The freighter shudders.
More sparks. The cabin goes dark. Owerto: “We’ve lost the turrets!”
Norra thinks: We don’t need them.
Because she knows what’s coming. One of the oldest temple complexes—abandoned, an artifact of architecture from a time long, long ago, when the Ahia-Ko people dwelled here still. But before that: a cascading waterfall, a silver churn of water leaping over a cliff ’s edge. A cliff they call the Witch’s Finger for the way it looks like a bent and accusing digit. There’s a space underneath that bridge of stone, a narrow channel. Too narrow, she thinks. But maybe not. Especially not with the turret gone. Too late to do differently now—
She turns the freighter to its side—
Ahead, the gap under the rock. Waterfall on one side. Jagged cliff face on the other. Norra stills her breathing. Opens her eyes wide.
That mantra comes one last time, spoken aloud:
“This is my home.”
The freighter passes through the channel.
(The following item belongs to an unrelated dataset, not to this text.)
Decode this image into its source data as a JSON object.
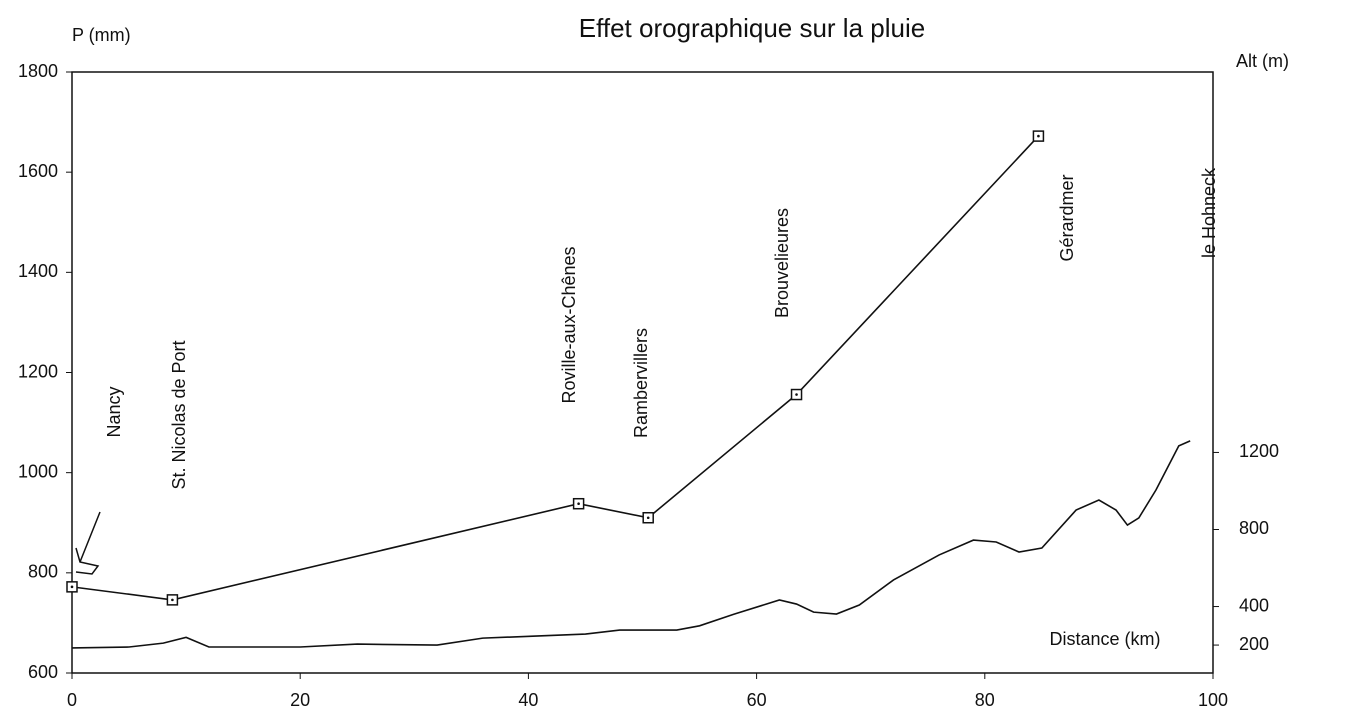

It shakes like an old drunk—what’s left of the turret shears off. Clangs away, spinning into the waterfall spray—
But they’re out. Clean. Alive.
On the console, two blinking red blips.
TIE fighters. Behind them.
Wait for it.
Wait . . . for it . . .
The air claps with a pair of explosions.
The two blips flicker and are gone.
Owerto hoots and claps his hands. “We’re clear!”
Damn right we are.
She turns the freighter and sets a course for the outskirts of Myrra.